La ministre de la culture et de la communication a présenté une communication relative aux festivals.
 
La France est riche de plus de trois mille festivals qui se tiennent chaque année, dans tous les domaines (qu'il s'agisse de spectacle vivant, de littérature, de cinéma, etc.), et témoignent de la vitalité et de sa diversité artistique et culturelle. Si certains de ces festivals sont pluridisciplinaires, la plus grande partie d’entre eux est spécialisée dans une discipline artistique (théâtre, danse, musique, etc.), une esthétique ou une expression artistique particulière (jazz, hip-hop, marionnettes, arts de la rue, nouveau cirque, jeune public). Aujourd’hui, la musique est en tête de l’activité festivalière en nombre de manifestations et en montants de financement.
 
Les festivals sont des vitrines inestimables pour la création. Vecteur de diffusion de la culture et de découvertes, ils permettent au public d’accéder à des artistes confirmés tout autant qu'à de jeunes artistes, ou créateurs en devenir, qui y trouvent une opportunité de se faire connaître et des conditions de diffusion plus souples que dans les programmations annuelles.
 
Mais les festivals sont par ailleurs des lieux de démocratisation culturelle, de participation et d’appropriation de la culture par le plus grand nombre, objectifs majeurs de la politique culturelle du Gouvernement.
 
Ils sont enfin à l’origine de retombées économiques directes (engagées par le festival sur le territoire) et indirectes (résultant des dépenses des visiteurs à l’occasion des représentations). Au total, pour 1 € investi dans un festival, les retombées économiques pour le territoire sont comprises entre 3 € et 10 €. Avec une fréquentation globale de 2,5 à 3 millions de personnes, en progression entre 2013 et 2014, ils sont aussi un puissant facteur d’attraction touristique, avec une saisonnalité marquée pendant les mois d’été.
 
Si les festivals sont financés par des fonds privés et publics, ce sont majoritairement les collectivités territoriales, depuis le développement des politiques culturelles locales des trente dernières années, qui les soutiennent.
 
De son côté, l’État apporte son concours à quelque 160 manifestations de spectacle vivant et à 400 manifestations littéraires pour un montant total de 23 millions d’euros. Compte tenu de la maturité des politiques culturelles des collectivités, l’État a poursuivi depuis 10 ans un objectif de concentration de sa présence financière dans les seuls festivals à dimension nationale et internationale, ou dans ceux qui développent une politique d'éducation artistique et culturelle de long terme.

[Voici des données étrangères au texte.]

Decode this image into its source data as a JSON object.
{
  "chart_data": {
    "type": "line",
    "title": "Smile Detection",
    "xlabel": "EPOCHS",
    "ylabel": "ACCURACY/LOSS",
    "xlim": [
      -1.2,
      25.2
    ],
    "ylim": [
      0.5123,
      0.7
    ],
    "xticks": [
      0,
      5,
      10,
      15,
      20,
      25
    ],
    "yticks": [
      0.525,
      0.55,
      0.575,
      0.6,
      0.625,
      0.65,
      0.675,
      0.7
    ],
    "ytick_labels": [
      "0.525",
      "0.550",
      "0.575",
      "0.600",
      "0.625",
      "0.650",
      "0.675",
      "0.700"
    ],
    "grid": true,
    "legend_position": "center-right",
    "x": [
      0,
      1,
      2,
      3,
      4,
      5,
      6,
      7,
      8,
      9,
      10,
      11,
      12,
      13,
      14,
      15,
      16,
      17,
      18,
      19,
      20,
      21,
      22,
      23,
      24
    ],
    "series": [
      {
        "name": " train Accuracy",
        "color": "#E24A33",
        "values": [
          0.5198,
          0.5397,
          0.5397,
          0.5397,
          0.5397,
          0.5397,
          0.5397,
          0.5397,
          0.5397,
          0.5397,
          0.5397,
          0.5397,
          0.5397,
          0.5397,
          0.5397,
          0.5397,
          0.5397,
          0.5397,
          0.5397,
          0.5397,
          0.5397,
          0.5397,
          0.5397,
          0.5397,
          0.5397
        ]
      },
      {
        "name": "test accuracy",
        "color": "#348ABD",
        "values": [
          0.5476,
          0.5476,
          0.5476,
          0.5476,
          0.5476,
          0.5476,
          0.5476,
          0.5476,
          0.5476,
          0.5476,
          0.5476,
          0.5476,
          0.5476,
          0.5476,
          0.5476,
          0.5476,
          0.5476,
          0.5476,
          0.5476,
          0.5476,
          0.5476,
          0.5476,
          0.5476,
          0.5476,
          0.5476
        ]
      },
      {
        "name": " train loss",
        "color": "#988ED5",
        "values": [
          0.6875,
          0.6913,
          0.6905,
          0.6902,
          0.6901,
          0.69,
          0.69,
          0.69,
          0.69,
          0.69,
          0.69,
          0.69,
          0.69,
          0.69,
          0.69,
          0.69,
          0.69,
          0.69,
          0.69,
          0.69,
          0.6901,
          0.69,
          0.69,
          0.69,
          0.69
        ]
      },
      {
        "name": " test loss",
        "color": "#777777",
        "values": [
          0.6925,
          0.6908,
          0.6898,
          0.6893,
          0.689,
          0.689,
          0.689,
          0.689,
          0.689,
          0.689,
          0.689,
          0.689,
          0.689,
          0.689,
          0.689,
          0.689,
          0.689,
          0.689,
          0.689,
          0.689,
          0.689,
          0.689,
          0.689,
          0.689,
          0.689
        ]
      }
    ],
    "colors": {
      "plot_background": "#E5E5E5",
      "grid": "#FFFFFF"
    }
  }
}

Certains festivals ont récemment rencontré des difficultés financières. Ce constat de fragilisation mérite néanmoins d’être nuancé : en 2014, si le Centre national de la chanson, de la variété et du jazz a recensé la disparition de 51 festivals de musiques actuelles, il a également enregistré, dans le même temps, la création de 44 nouvelles manifestations. On observe par ailleurs un moindre désengagement financier des collectivités s’agissant des manifestations littéraires.
 
Les raisons de disparitions des festivals sont multiples. Certaines sont liées à des choix de politique locale assumés, d’autres sont le fait de difficultés propres aux festivals, à leur niveau de structuration, leur programmation, leur billetterie.
 
Dans ce contexte, M. Pierre Cohen s’est vu confier une mission visant à établir la réalité des problèmes rencontrés et à éclairer les pouvoirs publics sur les solutions qui peuvent être apportées. Il rendra ses conclusions en septembre prochain.